On Thu, 04 May 2006 16:58:13 -0400, Leigh Stewart wrote:

> I recently decided to resize my reiserfs root partition, used
> resize_reiserfs to shrink the filesystem, then used cfdisk to resize the
> device.  Everything went according to plan, although it was a somewhat
> unnerving experience because in order to resize using cfdisk u have to
> delete then recreate the partition, which wasn't clearly documented
> anywhere... Anyway, now Ive got a problem because my disk at the moment
> has 3 primary partitions, 1 boot part., 1 swap part, and one root part.
> for gentoo.
> 
> the problem is i cant create a new primary partition which i need to do
> if i want to install windows beside gentoo, which i also need to do.
> 
You can have 4 primary partitions. That is not a problem. Unless the last
partition begins after the 1024 cylinder boundary. In which case M$ will
not be happy.

> does anyone know if it would be possible to replace my boot and swap
> partitions with identically sized logical partitions inside a single
> primary partition? has anyone attempted this? it occurs to me that that
> would be the simplest solution...
> 
Setting up an extended partition scheme would work fine.
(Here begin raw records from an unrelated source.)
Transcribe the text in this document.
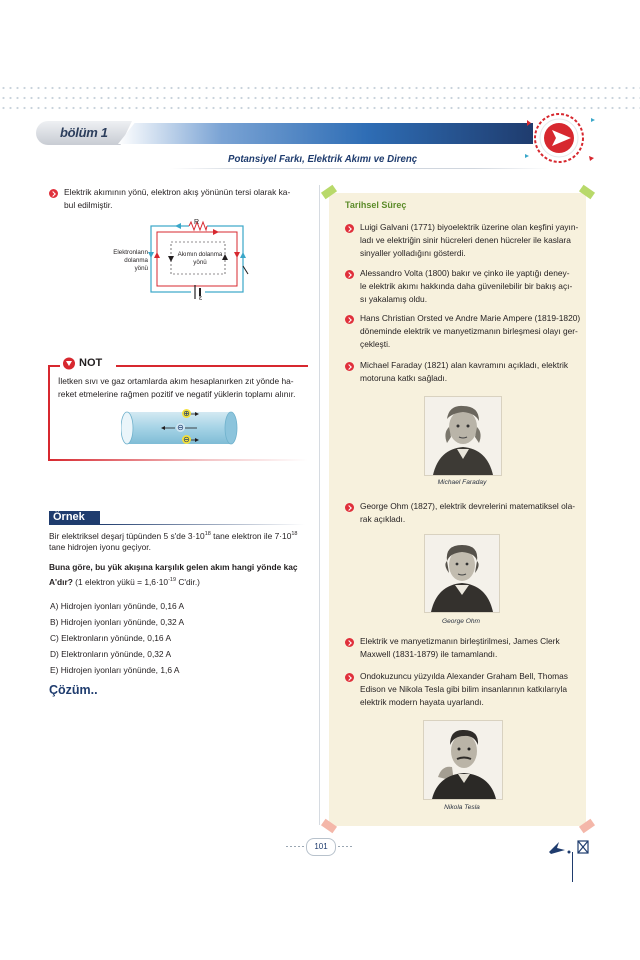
bölüm 1
Potansiyel Farkı, Elektrik Akımı ve Direnç
Elektrik akımının yönü, elektron akış yönünün tersi olarak ka-
bul edilmiştir.
R
ε
Elektronların
dolanma
yönü
Akımın dolanma
yönü
NOT
İletken sıvı ve gaz ortamlarda akım hesaplanırken zıt yönde ha-
reket etmelerine rağmen pozitif ve negatif yüklerin toplamı alınır.
⊕
⊖
⊖
Örnek
Bir elektriksel deşarj tüpünden 5 s'de $3\cdot 10^{18}$ tane elektron ile $7\cdot 10^{18}$
tane hidrojen iyonu geçiyor.
Buna göre, bu yük akışına karşılık gelen akım hangi yönde kaç
A'dır? (1 elektron yükü = $1,6\cdot 10^{-19}$ C'dir.)
A) Hidrojen iyonları yönünde, 0,16 A
B) Hidrojen iyonları yönünde, 0,32 A
C) Elektronların yönünde, 0,16 A
D) Elektronların yönünde, 0,32 A
E) Hidrojen iyonları yönünde, 1,6 A
Çözüm..
Tarihsel Süreç
Luigi Galvani (1771) biyoelektrik üzerine olan keşfini yayın-
ladı ve elektriğin sinir hücreleri denen hücreler ile kaslara
sinyaller yolladığını gösterdi.
Alessandro Volta (1800) bakır ve çinko ile yaptığı deney-
le elektrik akımı hakkında daha güvenilebilir bir bakış açı-
sı yakalamış oldu.
Hans Christian Orsted ve Andre Marie Ampere (1819-1820)
döneminde elektrik ve manyetizmanın birleşmesi olayı ger-
çekleşti.
Michael Faraday (1821) alan kavramını açıkladı, elektrik
motoruna katkı sağladı.
Michael Faraday
George Ohm (1827), elektrik devrelerini matematiksel ola-
rak açıkladı.
George Ohm
Elektrik ve manyetizmanın birleştirilmesi, James Clerk
Maxwell (1831-1879) ile tamamlandı.
Ondokuzuncu yüzyılda Alexander Graham Bell, Thomas
Edison ve Nikola Tesla gibi bilim insanlarının katkılarıyla
elektrik modern hayata uyarlandı.
Nikola Tesla
101
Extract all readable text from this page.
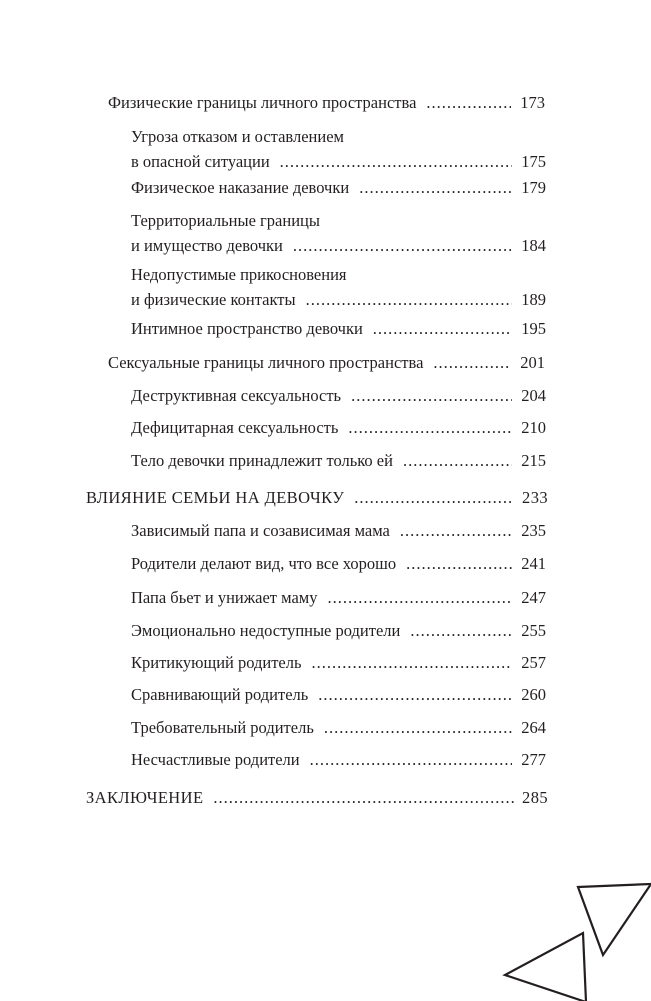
Физические границы личного пространства .....	173
Угроза отказом и оставлением
в опасной ситуации .....	175
Физическое наказание девочки .....	179
Территориальные границы
и имущество девочки .....	184
Недопустимые прикосновения
и физические контакты .....	189
Интимное пространство девочки .....	195
Сексуальные границы личного пространства .....	201
Деструктивная сексуальность .....	204
Дефицитарная сексуальность .....	210
Тело девочки принадлежит только ей .....	215
ВЛИЯНИЕ СЕМЬИ НА ДЕВОЧКУ .....	233
Зависимый папа и созависимая мама .....	235
Родители делают вид, что все хорошо .....	241
Папа бьет и унижает маму .....	247
Эмоционально недоступные родители .....	255
Критикующий родитель .....	257
Сравнивающий родитель .....	260
Требовательный родитель .....	264
Несчастливые родители .....	277
ЗАКЛЮЧЕНИЕ .....	285
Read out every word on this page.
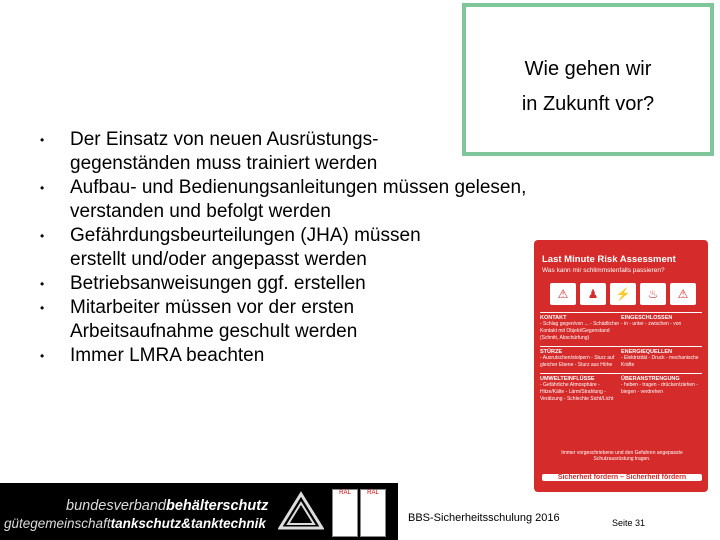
Wie gehen wir
in Zukunft vor?
• Der Einsatz von neuen Ausrüstungs-
gegenständen muss trainiert werden
• Aufbau- und Bedienungsanleitungen müssen gelesen,
verstanden und befolgt werden
• Gefährdungsbeurteilungen (JHA) müssen
erstellt und/oder angepasst werden
• Betriebsanweisungen ggf. erstellen
• Mitarbeiter müssen vor der ersten
Arbeitsaufnahme geschult werden
• Immer LMRA beachten
Last Minute Risk Assessment
Was kann mir schlimmstenfalls passieren?
⚠	♟	⚡	♨	⚠
KONTAKT	EINGESCHLOSSEN
- Schlag gegen/von ... - Schädlicher Kontakt mit Objekt/Gegenstand (Schnitt, Abschürfung)
- in - unter - zwischen - von
STÜRZE	ENERGIEQUELLEN
- Ausrutschen/stolpern - Sturz auf gleicher Ebene - Sturz aus Höhe
- Elektrizität - Druck - mechanische Kräfte
UMWELTEINFLÜSSE	ÜBERANSTRENGUNG
- Gefährliche Atmosphäre - Hitze/Kälte - Lärm/Strahlung - Verätzung - Schlechte Sicht/Licht
- heben - tragen - drücken/ziehen - biegen - verdrehen
Immer vorgeschriebene und den Gefahren angepasste Schutzausrüstung tragen.
Sicherheit fordern – Sicherheit fördern
bundesverbandbehälterschutz
gütegemeinschafttankschutz&tanktechnik
RAL	RAL
BBS-Sicherheitsschulung 2016	Seite 31
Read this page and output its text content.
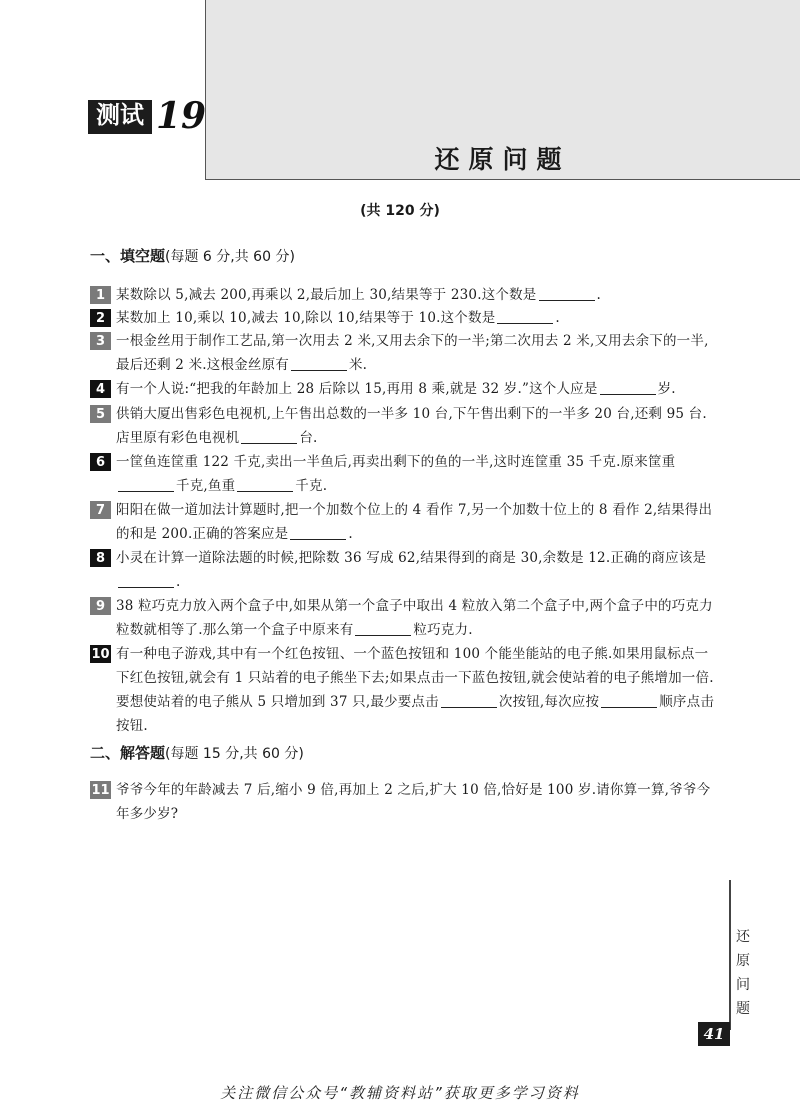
测试 19
还原问题
(共 120 分)
一、填空题(每题 6 分,共 60 分)
1 某数除以 5,减去 200,再乘以 2,最后加上 30,结果等于 230.这个数是	.
2 某数加上 10,乘以 10,减去 10,除以 10,结果等于 10.这个数是	.
3 一根金丝用于制作工艺品,第一次用去 2 米,又用去余下的一半;第二次用去 2 米,又用去余下的一半,最后还剩 2 米.这根金丝原有	米.
4 有一个人说:“把我的年龄加上 28 后除以 15,再用 8 乘,就是 32 岁.”这个人应是	岁.
5 供销大厦出售彩色电视机,上午售出总数的一半多 10 台,下午售出剩下的一半多 20 台,还剩 95 台.店里原有彩色电视机	台.
6 一筐鱼连筐重 122 千克,卖出一半鱼后,再卖出剩下的鱼的一半,这时连筐重 35 千克.原来筐重千克,鱼重	千克.
7 阳阳在做一道加法计算题时,把一个加数个位上的 4 看作 7,另一个加数十位上的 8 看作 2,结果得出的和是 200.正确的答案应是	.
8 小灵在计算一道除法题的时候,把除数 36 写成 62,结果得到的商是 30,余数是 12.正确的商应该是.
9 38 粒巧克力放入两个盒子中,如果从第一个盒子中取出 4 粒放入第二个盒子中,两个盒子中的巧克力粒数就相等了.那么第一个盒子中原来有	粒巧克力.
10 有一种电子游戏,其中有一个红色按钮、一个蓝色按钮和 100 个能坐能站的电子熊.如果用鼠标点一下红色按钮,就会有 1 只站着的电子熊坐下去;如果点击一下蓝色按钮,就会使站着的电子熊增加一倍.要想使站着的电子熊从 5 只增加到 37 只,最少要点击	次按钮,每次应按	顺序点击按钮.
11 爷爷今年的年龄减去 7 后,缩小 9 倍,再加上 2 之后,扩大 10 倍,恰好是 100 岁.请你算一算,爷爷今年多少岁?
二、解答题(每题 15 分,共 60 分)
还
原
问
题
41
关注微信公众号“教辅资料站”获取更多学习资料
However, using
cfdisk, you cannot make the conversion without losing data. Because of
reiser, even a program like Partition Magic (the best for this sort of
manipulation) can't work.

Given your current setup, here's what I would do. Move swap to the last
partition, Linux to 3, M$ to 2, and leave boot. If you use grub, you can
program it to boot M$ easily.

> anyone have any other ideas?
> 
> Yes. Backup. Then Backup. Then Backup again!